S. mahagoni has been found to exhibit strong wind resistance, frequently surviving major hurricanes.

== Cultivation and protection ==

Supplies of S. mahagoni are very rare due to historic over-harvesting, and most mahogany marketed now comes from other related species, often with faster growth but of lower wood quality.

It is also grown as an ornamental tree in subtropical and tropical regions. In Florida, it is grown as a street tree and a shade tree.

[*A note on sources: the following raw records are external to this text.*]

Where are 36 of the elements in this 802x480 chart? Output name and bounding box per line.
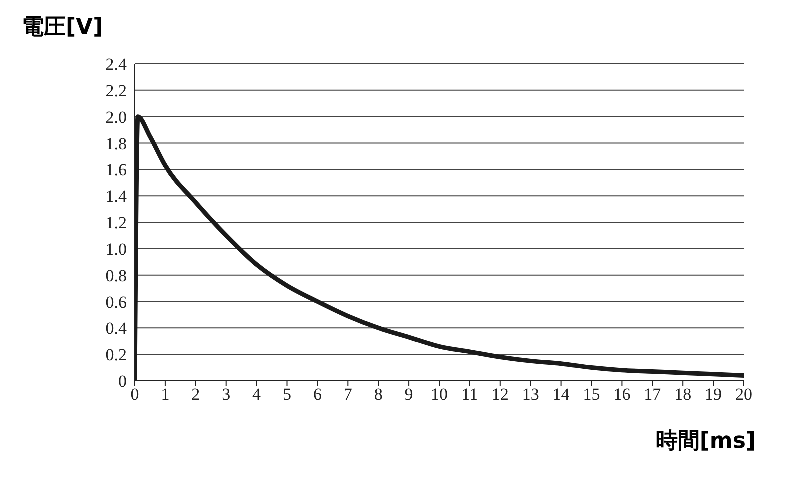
x-tick-label: 14 bbox=[552, 385, 570, 404]
x-tick-label: 12 bbox=[492, 385, 509, 404]
x-tick-label: 2 bbox=[192, 385, 200, 404]
x-tick-label: 18 bbox=[674, 385, 692, 404]
y-tick-label: 1.4 bbox=[106, 187, 128, 206]
x-tick-label: 17 bbox=[644, 385, 662, 404]
y-tick-label: 1.0 bbox=[106, 240, 127, 259]
y-tick-label: 0 bbox=[118, 372, 127, 392]
x-tick-label: 6 bbox=[313, 385, 322, 404]
y-tick-label: 0.8 bbox=[106, 266, 127, 286]
y-tick-label: 1.8 bbox=[106, 134, 127, 154]
x-tick-label: 8 bbox=[374, 385, 383, 404]
x-tick-label: 16 bbox=[614, 385, 631, 404]
y-tick-label: 0.6 bbox=[106, 292, 127, 312]
x-tick-label: 5 bbox=[283, 385, 292, 404]
x-tick-label: 13 bbox=[522, 385, 540, 404]
x-tick-label: 1 bbox=[161, 385, 170, 404]
x-tick-label: 3 bbox=[222, 385, 231, 404]
y-tick-label: 0.2 bbox=[106, 346, 127, 365]
x-tick-label: 9 bbox=[404, 385, 414, 404]
x-tick-label: 19 bbox=[705, 385, 722, 404]
x-tick-label: 15 bbox=[583, 385, 600, 404]
y-tick-label: 0.4 bbox=[106, 319, 128, 338]
x-tick-label: 0 bbox=[130, 385, 140, 404]
x-tick-label: 4 bbox=[252, 385, 262, 404]
y-tick-label: 2.0 bbox=[106, 108, 127, 127]
x-tick-label: 11 bbox=[462, 385, 478, 404]
y-tick-label: 2.4 bbox=[106, 55, 128, 74]
x-tick-label: 10 bbox=[431, 385, 448, 404]
y-axis-title: 電圧[V] bbox=[22, 14, 104, 42]
x-axis-title: 時間[ms] bbox=[656, 428, 756, 456]
x-tick-label: 20 bbox=[736, 385, 752, 404]
x-tick-label: 7 bbox=[344, 385, 353, 404]
y-tick-label: 1.6 bbox=[106, 160, 127, 180]
y-tick-label: 2.2 bbox=[106, 81, 127, 100]
y-tick-label: 1.2 bbox=[106, 214, 127, 233]
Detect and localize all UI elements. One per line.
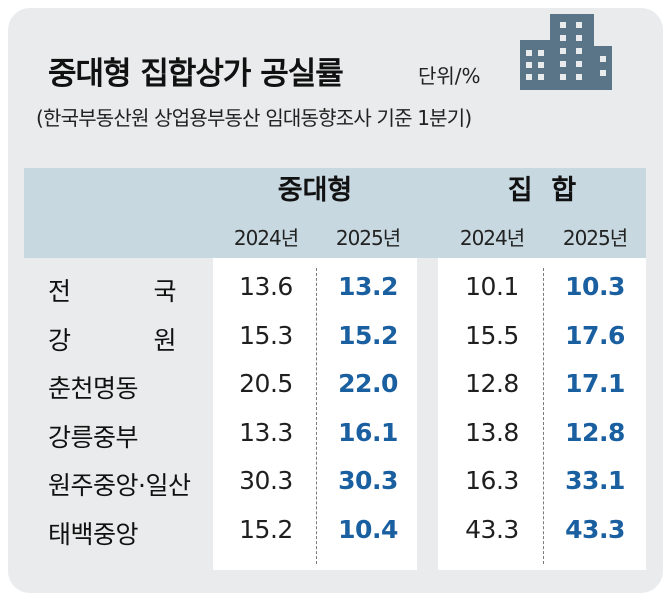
divider-aggregate — [543, 268, 544, 564]
group-label-mid-large: 중대형 — [277, 175, 353, 206]
value-cell: 13.8 — [465, 417, 519, 447]
value-cell: 16.1 — [338, 417, 398, 447]
value-cell: 43.3 — [465, 514, 519, 544]
value-cell: 16.3 — [465, 466, 519, 495]
value-cell: 15.2 — [239, 514, 293, 544]
value-cell: 10.1 — [465, 272, 519, 301]
value-cell: 12.8 — [565, 417, 625, 447]
row-label: 태백중앙 — [48, 519, 139, 549]
value-cell: 12.8 — [465, 369, 519, 398]
row-label-part: 전 — [48, 277, 71, 306]
building-icon — [520, 14, 612, 90]
row-label: 춘천명동 — [48, 374, 139, 403]
row-label-part: 원 — [153, 325, 176, 355]
value-cell: 22.0 — [338, 369, 398, 398]
value-cell: 13.2 — [338, 272, 398, 301]
value-cell: 33.1 — [565, 466, 625, 495]
year-label: 2024년 — [459, 226, 525, 250]
value-cell: 43.3 — [565, 514, 625, 544]
value-cell: 13.6 — [239, 272, 293, 301]
panel-mid-large — [213, 258, 417, 570]
value-cell: 17.6 — [565, 320, 625, 350]
value-cell: 17.1 — [565, 369, 625, 398]
row-label: 원주중앙·일산 — [48, 471, 191, 500]
table-header-band — [24, 168, 646, 258]
value-cell: 10.4 — [338, 514, 398, 544]
year-label: 2024년 — [233, 226, 299, 250]
value-cell: 13.3 — [239, 417, 293, 447]
value-cell: 30.3 — [338, 466, 398, 495]
divider-mid-large — [316, 268, 317, 564]
unit-label: 단위/% — [418, 64, 481, 88]
row-label-part: 강 — [48, 325, 71, 355]
chart-title: 중대형 집합상가 공실률 — [48, 56, 344, 92]
year-label: 2025년 — [335, 226, 401, 250]
panel-aggregate — [438, 258, 646, 570]
chart-subtitle: (한국부동산원 상업용부동산 임대동향조사 기준 1분기) — [36, 106, 472, 130]
value-cell: 15.2 — [338, 320, 398, 350]
value-cell: 15.3 — [239, 320, 293, 350]
row-label-part: 국 — [153, 277, 176, 306]
year-label: 2025년 — [562, 226, 628, 250]
group-label-aggregate: 집 합 — [507, 175, 577, 206]
value-cell: 30.3 — [239, 466, 293, 495]
row-label: 강릉중부 — [48, 422, 139, 452]
value-cell: 15.5 — [465, 320, 519, 350]
value-cell: 20.5 — [239, 369, 293, 398]
value-cell: 10.3 — [565, 272, 625, 301]
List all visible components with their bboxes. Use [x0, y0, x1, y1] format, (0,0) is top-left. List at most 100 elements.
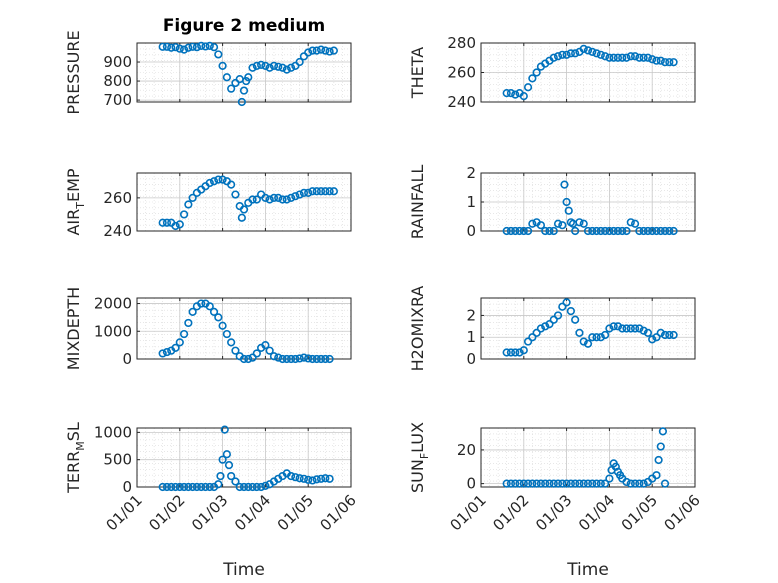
data-point: [295, 57, 304, 67]
data-point: [626, 324, 635, 333]
data-point: [171, 43, 180, 52]
data-point: [231, 346, 240, 355]
data-point: [274, 193, 283, 202]
data-point: [511, 479, 520, 488]
data-point: [656, 442, 665, 451]
data-point: [209, 307, 219, 316]
y-tick-label: 240: [103, 222, 132, 240]
data-point: [630, 219, 640, 228]
y-tick-label: 500: [103, 451, 132, 469]
x-tick-label: 01/04: [575, 491, 618, 534]
data-point: [265, 195, 274, 204]
data-point: [648, 226, 657, 236]
data-point: [515, 226, 524, 236]
subplot-air-temp: 240 260 AIRTEMP: [64, 168, 352, 240]
data-point: [197, 41, 206, 50]
data-point: [658, 427, 668, 436]
axes-box: [136, 297, 352, 360]
data-point: [184, 43, 193, 52]
data-point: [609, 226, 618, 236]
data-point: [523, 83, 533, 92]
data-point: [618, 324, 627, 333]
data-point: [192, 43, 202, 52]
x-tick-label: 01/05: [618, 491, 661, 534]
data-point: [316, 474, 326, 483]
data-point: [622, 324, 631, 333]
data-point: [286, 471, 296, 481]
data-point: [261, 61, 270, 70]
data-point: [274, 353, 283, 362]
data-point: [304, 475, 313, 484]
data-point: [532, 479, 541, 488]
data-point: [224, 461, 234, 470]
data-point: [282, 65, 291, 74]
plot-area: [481, 428, 695, 487]
data-point: [639, 479, 648, 488]
data-point: [669, 330, 678, 340]
x-tick-label: 01/01: [103, 491, 146, 534]
subplot-h2omixra: 0 1 2 H2OMIXRA: [408, 286, 696, 371]
data-point: [583, 479, 593, 488]
data-point: [214, 480, 223, 489]
x-axis-label-left: Time: [222, 560, 265, 580]
data-point: [175, 44, 184, 53]
data-point: [244, 482, 253, 492]
plot-area: [137, 173, 351, 231]
data-point: [316, 45, 326, 54]
data-point: [214, 175, 223, 184]
data-point: [566, 479, 575, 488]
data-point: [630, 52, 640, 61]
data-point: [321, 187, 330, 196]
data-point: [652, 226, 661, 236]
data-point: [158, 482, 167, 492]
data-point: [175, 338, 184, 347]
data-point: [523, 226, 533, 236]
data-point: [571, 49, 580, 58]
data-point: [222, 329, 231, 339]
data-point: [618, 53, 627, 62]
data-point: [506, 348, 516, 357]
data-point: [188, 482, 197, 492]
data-point: [244, 73, 253, 82]
data-point: [665, 58, 674, 67]
data-point: [643, 53, 653, 62]
data-point: [321, 46, 330, 55]
x-tick-label: 01/02: [489, 491, 532, 534]
data-point: [304, 188, 313, 197]
data-point: [592, 479, 601, 488]
y-axis-label: RAINFALL: [408, 165, 427, 240]
data-point: [162, 218, 172, 227]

=== U.S. Federal Experimental Forest ===

Since 1954 the United States government has owned and maintained a 147-acre observation plot of secondary growth S. mahagoni at Estate Thomas on St. Croix, United States Virgin Islands. It is managed jointly by the International Institute of Tropical Forestry with an adjoining privately owned tree farm at Estate Bellevue which belongs to the testamentary estate of Dr. Richard Marshall Bond, a biologist who supervised the establishment of the federal tree farm at Estate Thomas.

=== Legal protection ===

West Indian mahogany is native to southern Florida, and is protected by state, federal and international conservation laws. The species is nationally protected both in Cuba and the Dominican Republic.

Among various provisions, the Lacey Act of 1900 prohibits trade in plants that have been illegally taken, transported or sold, and requires a documented chain of possession for plant products sold in the United States. The Convention on International Trade in Endangered Species of Wild Fauna and Flora (CITES) lists S. mahagoni in Appendix II (only saw-logs, sawn wood and veneers). The International Union for Conservation of Nature (IUCN) classifies S. mahogani as Near Threatened. National assessments marked S. mahagoni as Least Concern in Cuba, Critically Endangered in the Cayman Islands, and Vulnerable in the Dominican Republic. NatureServe considers S. mahagoni to be Vulnerable in Florida. S. mahagoni is also listed as "Threatened" in the Preservation of Native Flora of Florida Act.